There are other cases where it is not clear whether the t-distribution, and which small sample degrees of freedom should be used. In many cases, statsmodels tries to follow the lead of STATA, for example in cluster robust standard errors after OLS.
Another consequence is that sometimes equivalent models that are special cases of different models use different default assumptions on the distribution, both in Stata and in statsmodels.
I recently read the SAS documentation for M-estimators, and SAS is using the chisquare distribution, i.e. also the normal assumption, for the significance of the parameter estimates and for the confidence intervals.
To 2.
(see first sentence)
I think the same as for linear models also applies here. If the data is highly non-normal, then the test statistics could have incorrect coverage in small samples. This can also be the case with some robust sandwich covariance estimators.
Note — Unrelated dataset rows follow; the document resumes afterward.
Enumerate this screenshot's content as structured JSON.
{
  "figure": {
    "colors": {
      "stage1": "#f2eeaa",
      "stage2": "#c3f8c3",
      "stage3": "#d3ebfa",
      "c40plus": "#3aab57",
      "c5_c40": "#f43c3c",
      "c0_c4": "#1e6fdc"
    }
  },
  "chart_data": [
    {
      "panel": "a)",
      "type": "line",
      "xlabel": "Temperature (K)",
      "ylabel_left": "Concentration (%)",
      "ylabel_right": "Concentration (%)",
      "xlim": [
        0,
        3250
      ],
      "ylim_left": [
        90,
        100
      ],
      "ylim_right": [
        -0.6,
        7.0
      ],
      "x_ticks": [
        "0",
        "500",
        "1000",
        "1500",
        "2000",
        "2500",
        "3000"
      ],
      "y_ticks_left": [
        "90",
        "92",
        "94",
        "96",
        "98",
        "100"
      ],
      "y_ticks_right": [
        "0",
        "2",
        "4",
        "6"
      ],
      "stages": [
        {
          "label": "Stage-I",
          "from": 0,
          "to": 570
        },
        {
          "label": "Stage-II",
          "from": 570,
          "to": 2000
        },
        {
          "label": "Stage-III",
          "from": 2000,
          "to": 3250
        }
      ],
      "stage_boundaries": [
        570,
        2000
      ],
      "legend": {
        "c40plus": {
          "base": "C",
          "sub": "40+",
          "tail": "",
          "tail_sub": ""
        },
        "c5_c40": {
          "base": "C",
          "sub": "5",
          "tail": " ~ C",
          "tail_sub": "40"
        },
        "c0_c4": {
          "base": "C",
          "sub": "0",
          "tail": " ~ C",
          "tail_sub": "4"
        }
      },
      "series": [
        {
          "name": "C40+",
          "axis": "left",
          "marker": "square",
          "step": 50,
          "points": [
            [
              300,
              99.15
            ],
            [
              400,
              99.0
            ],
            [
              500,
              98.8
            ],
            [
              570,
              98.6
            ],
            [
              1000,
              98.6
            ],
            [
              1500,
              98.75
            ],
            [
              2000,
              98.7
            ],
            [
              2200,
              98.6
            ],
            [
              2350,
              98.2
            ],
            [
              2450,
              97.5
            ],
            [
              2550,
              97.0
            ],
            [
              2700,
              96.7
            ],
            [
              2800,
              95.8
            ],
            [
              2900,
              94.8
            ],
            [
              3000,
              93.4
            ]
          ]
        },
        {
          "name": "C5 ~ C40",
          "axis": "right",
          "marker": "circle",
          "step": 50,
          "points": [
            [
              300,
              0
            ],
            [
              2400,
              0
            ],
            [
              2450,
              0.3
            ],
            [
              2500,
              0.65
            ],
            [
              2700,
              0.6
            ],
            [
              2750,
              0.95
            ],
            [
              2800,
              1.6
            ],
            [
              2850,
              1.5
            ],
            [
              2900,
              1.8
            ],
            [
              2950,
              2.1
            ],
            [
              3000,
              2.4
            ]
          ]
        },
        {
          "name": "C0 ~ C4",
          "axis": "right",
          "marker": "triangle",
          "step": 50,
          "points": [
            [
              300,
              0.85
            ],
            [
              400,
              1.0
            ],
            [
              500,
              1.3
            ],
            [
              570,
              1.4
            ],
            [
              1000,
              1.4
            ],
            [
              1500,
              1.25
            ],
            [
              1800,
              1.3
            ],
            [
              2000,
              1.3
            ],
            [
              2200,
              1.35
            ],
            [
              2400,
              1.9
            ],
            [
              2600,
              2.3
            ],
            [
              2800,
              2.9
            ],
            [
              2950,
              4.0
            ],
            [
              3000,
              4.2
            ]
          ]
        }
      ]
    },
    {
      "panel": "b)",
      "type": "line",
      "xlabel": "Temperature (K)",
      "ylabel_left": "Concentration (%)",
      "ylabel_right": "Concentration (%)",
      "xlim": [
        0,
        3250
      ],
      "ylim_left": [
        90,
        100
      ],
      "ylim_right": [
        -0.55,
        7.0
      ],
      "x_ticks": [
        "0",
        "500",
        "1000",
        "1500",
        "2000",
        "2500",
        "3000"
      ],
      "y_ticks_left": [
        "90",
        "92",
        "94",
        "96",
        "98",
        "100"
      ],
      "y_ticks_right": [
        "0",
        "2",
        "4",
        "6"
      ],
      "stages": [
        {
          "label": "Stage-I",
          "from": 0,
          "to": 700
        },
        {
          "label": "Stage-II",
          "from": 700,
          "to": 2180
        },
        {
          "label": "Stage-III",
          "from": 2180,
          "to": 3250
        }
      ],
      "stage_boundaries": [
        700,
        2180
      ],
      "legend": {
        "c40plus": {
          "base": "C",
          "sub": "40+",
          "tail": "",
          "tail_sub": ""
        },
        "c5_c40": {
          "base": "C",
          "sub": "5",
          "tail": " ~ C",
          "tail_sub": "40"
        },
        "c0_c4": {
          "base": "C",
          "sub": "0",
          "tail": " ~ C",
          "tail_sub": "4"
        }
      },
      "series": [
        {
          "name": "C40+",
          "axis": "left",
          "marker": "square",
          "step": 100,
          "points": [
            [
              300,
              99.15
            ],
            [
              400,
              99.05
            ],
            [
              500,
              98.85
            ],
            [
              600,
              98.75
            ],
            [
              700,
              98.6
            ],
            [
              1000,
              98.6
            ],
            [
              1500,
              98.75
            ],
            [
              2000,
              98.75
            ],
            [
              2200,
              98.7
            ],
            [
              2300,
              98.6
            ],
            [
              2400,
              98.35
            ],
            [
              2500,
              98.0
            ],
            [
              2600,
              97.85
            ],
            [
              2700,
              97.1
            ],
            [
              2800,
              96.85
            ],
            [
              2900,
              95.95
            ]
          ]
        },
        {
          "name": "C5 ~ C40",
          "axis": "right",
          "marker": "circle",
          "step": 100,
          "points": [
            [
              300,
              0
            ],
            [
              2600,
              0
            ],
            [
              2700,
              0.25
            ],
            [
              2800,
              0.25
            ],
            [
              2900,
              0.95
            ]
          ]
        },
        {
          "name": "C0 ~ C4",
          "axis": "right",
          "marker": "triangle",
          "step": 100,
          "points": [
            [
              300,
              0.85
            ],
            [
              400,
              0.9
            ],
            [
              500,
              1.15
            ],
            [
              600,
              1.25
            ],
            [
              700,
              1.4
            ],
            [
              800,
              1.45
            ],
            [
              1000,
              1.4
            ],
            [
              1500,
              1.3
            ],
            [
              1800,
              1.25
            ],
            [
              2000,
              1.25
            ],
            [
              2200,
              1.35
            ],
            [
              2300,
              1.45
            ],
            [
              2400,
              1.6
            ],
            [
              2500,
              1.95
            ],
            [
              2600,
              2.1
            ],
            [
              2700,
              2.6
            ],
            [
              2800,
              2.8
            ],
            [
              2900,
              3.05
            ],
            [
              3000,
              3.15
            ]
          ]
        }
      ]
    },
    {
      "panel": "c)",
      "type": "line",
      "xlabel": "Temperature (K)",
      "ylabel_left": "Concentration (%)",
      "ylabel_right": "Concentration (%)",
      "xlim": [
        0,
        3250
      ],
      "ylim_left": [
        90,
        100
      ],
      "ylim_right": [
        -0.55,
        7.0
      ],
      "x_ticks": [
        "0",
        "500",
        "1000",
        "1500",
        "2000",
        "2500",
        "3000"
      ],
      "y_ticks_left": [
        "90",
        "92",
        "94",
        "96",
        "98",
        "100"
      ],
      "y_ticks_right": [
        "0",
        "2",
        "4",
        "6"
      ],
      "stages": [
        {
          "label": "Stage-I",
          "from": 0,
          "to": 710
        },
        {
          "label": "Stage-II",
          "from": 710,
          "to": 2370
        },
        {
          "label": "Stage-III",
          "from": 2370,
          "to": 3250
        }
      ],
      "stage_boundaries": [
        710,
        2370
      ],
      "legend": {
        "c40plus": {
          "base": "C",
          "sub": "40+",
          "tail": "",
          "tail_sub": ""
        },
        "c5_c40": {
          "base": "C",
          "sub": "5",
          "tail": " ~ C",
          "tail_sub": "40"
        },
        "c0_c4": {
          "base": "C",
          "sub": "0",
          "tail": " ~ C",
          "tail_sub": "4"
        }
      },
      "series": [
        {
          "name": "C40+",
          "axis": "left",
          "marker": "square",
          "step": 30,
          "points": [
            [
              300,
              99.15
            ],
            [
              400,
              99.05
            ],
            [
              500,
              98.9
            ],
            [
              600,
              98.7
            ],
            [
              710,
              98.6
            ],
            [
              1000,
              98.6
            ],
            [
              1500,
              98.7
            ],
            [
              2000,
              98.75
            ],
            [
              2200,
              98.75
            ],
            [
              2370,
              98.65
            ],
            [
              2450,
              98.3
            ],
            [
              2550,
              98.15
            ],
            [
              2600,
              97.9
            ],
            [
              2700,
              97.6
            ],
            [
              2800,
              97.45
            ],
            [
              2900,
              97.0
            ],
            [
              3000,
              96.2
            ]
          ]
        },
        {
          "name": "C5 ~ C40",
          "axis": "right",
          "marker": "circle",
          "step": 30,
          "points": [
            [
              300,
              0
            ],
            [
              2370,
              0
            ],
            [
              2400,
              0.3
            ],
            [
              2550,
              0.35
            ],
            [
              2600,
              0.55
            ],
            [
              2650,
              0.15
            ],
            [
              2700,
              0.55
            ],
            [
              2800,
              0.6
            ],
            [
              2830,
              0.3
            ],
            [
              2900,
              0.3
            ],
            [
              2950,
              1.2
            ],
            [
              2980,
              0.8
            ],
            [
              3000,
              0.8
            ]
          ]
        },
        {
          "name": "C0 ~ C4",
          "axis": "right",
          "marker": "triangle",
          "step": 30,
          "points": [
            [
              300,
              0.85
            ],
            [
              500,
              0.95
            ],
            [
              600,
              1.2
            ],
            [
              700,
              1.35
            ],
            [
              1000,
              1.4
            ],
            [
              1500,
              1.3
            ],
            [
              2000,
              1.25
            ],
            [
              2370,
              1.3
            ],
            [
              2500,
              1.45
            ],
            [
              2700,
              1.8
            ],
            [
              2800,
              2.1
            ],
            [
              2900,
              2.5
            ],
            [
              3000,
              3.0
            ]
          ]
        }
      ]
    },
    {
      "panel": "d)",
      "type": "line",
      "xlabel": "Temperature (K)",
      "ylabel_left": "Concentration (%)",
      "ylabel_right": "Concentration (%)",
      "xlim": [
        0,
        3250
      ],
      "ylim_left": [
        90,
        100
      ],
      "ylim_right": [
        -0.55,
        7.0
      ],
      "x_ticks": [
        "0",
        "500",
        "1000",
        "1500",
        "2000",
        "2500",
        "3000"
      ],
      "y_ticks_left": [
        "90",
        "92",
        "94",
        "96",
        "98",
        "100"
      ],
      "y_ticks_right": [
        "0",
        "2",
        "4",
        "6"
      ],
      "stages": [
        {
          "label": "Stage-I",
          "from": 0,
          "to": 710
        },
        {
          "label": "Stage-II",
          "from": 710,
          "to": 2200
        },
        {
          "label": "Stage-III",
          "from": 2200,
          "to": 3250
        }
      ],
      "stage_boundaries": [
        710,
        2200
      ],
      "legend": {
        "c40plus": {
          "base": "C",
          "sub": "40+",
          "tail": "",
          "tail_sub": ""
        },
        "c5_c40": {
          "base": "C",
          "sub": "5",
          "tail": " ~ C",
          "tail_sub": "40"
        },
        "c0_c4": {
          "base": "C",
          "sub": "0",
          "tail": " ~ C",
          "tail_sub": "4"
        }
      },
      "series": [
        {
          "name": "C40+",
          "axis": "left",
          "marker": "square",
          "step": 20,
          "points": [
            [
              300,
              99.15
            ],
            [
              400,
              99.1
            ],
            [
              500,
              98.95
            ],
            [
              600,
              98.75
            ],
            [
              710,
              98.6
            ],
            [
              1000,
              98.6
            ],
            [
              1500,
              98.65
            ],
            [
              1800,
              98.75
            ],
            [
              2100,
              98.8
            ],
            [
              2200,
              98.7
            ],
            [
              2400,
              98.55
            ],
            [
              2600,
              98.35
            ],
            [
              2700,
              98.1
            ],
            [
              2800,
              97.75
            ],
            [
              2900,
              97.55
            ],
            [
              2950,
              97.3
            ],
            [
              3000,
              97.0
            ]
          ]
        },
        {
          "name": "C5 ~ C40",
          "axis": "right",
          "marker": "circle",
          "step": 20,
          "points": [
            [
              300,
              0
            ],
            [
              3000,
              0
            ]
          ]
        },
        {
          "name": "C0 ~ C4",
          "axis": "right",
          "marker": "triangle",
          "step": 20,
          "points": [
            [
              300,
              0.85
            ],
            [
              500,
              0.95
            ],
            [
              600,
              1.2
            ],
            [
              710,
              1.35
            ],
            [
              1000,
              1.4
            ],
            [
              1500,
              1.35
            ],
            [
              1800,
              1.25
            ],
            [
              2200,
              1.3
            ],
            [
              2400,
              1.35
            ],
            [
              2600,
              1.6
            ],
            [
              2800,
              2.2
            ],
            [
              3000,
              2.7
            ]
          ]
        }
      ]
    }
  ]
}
On the other hand, if we don't use heteroscedasticity or correlation robust covariance estimators, then the tests can also be strongly biased.
For robust estimation methods like M-estimators, RLM, the effective sample size also depends on the number of inliers, or the weights assigned to the observations, not just the total number of observations.
For your case, I think the z-values and the sample size are large enough that, for example, using the t-distribution would not make them much less significant.
Comparing M-estimators with different norms and scale estimates would provide an additional check on the robustness on the assumption on the outliers and for the choice of robust estimator. Another cross check: Does OLS with dropped outliers (observations with small weights in the RLM estimate) give a similar answer.
Finally as general caution:
The references on robust methods often warn that we should not use (outlier-)robust methods blindly. Using robust methods estimates a relationship based on "inliers". But is our discarding or down-weighting of outliers justified? Or, do we have missing non-linearities, missing variables, a mixture distribution or different regimes?